1:51:48 so yeah the naturalist view...he espouses uses the fairly new term supernatural as if that which generates the universe such as what various quantum theories suggest that space-time is emergent would imply that "naturalism" is discarding an aspect what is natural (within the assumption of the complete system.)
a thought on your thesis @1:35:00 or thereabout - flipping it to 'what do we lose' with modern 'understanding', thats the meaning crisis right? our understanding still has a ways to go and will change. I mean every week it seems the JWST challenges our understanding of the cosmos. what will future humans say about what we 'believed'. history, or 'modernity'/progress, is always going through a battle of integrating the past with the present right? i've watched PVK for a bit and you asked him many of the qs I've wanted to ask him. I understand where you are coming from Brendan, I feel all the same ways about ‘this little corner’. appreciate your contributions with this channel (and PVK too).
@@matthewparlato5626 interesting, I thought he was holding PVK’s feet to the fire so to speak as he tried to TLC his way out of scientific questions (We can’t ignore science) and I thought PVK held his feet to the fire as he tried to metamodern his way out of invoking spiritual language.
@teestrypzSOG interesting... I'd agree to an extent, PVK does appreciate science just properly nested and understands what it fails to do. And Dempsey shying away from how mysterious yet revealing the fundamental metaphorical/symbolic nature of our cognition is, imo was a poor presenting of Metamodernism. Metamodernism should understand where and why Sciencers are dying deaths of despair and PVK need not to emphasize his respect for Science, he's Reform pastor ! Lol just my 2 cents Honestly you're perfect for this because, a little JVs Extended(Transcendent)Naturalism would've gone a long way in this convo imo
Interesting. I actually reject the 'naturalistic fallacy' and think all is's contain oughts, and say so explicitly in my work elsewhere, so no smuggling per se, but that's an interesting observation. :)
Please talk to Jonathan Pageau next. Many of the topics you brought up are extremely relevant to his whole way of thinking. Jonathan actually embodies this pre-modern thinking in a way that is incredibly rare.
Thanks for the conversation. I like Paul, but his metaphysics is shallow and predictable. Blinded by a certain narrative tradition/institutional structure.

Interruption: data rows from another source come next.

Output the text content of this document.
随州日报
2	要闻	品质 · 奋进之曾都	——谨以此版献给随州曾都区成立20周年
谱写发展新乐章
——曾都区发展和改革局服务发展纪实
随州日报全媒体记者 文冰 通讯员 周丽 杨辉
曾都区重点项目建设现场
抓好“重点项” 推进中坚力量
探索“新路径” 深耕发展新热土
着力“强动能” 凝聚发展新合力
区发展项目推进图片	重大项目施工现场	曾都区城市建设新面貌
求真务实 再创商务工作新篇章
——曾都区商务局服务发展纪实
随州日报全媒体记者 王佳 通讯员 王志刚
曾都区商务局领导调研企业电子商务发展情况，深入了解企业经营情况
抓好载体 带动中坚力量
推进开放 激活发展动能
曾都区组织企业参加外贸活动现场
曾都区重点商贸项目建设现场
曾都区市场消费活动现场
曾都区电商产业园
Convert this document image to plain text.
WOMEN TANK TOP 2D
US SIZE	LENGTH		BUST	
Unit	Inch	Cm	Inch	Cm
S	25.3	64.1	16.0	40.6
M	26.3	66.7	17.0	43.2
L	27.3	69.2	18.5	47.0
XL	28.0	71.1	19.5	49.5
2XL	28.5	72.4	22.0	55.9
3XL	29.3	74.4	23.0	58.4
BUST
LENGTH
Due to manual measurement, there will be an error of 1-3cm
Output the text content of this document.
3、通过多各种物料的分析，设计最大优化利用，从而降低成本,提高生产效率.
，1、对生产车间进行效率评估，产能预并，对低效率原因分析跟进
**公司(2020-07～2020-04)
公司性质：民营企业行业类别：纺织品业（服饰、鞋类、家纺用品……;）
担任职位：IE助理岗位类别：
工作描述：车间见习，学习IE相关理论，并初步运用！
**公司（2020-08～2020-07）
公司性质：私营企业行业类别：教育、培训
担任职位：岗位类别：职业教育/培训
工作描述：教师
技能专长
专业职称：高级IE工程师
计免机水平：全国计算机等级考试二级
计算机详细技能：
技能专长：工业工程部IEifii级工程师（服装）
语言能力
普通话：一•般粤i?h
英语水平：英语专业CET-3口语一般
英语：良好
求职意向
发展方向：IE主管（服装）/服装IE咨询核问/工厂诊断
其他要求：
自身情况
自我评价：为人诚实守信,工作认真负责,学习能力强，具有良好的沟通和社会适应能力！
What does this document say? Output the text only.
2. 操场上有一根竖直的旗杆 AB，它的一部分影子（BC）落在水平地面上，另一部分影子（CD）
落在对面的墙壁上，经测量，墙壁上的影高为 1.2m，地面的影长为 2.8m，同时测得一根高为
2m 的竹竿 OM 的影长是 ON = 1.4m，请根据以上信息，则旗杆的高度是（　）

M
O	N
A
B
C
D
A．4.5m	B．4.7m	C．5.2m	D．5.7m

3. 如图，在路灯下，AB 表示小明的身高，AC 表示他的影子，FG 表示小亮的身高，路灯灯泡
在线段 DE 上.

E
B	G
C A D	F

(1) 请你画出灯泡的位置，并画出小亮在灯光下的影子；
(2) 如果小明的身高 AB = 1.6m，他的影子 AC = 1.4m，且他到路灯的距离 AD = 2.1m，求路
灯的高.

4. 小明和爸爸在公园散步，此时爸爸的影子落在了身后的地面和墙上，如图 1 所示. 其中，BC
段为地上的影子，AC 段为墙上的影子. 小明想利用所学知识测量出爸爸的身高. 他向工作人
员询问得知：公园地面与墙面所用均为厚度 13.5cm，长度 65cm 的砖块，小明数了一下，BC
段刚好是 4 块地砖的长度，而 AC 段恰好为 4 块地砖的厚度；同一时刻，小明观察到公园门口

Actually, this first response was a poor choice of words, rather mean spirited. I think that Paul chooses to be a fundamentalist/literalist in biblical matters. He obviously learned the historical/critical methods in Seminary, but chooses to deny their validity and usefulness. That is his choice. Saying that they only give a pastor “therapy “ or “political “ tools which are “secular “ modes really does not reflect Jesus teachings and healing in his Galilean context. I learned all this through historical/critical biblical studies, and my faith is increased by this knowledge.
The oppressed cry for Relief 18:32 "gimme some resources to improve my lot" reflects more pleasantly than Paul's "they want capitalism!" mis¿take; tho My lot less significant than Our lot. 20:37 if we think about this "State‴ is a better frame than country. Thinking insularly how to ensure a single entity within the over all State achieve andor maintain primacy necessarily requires the fulfilment functionary of rivalrous dynamics, resulting ultimately always in subState selfs-terminations.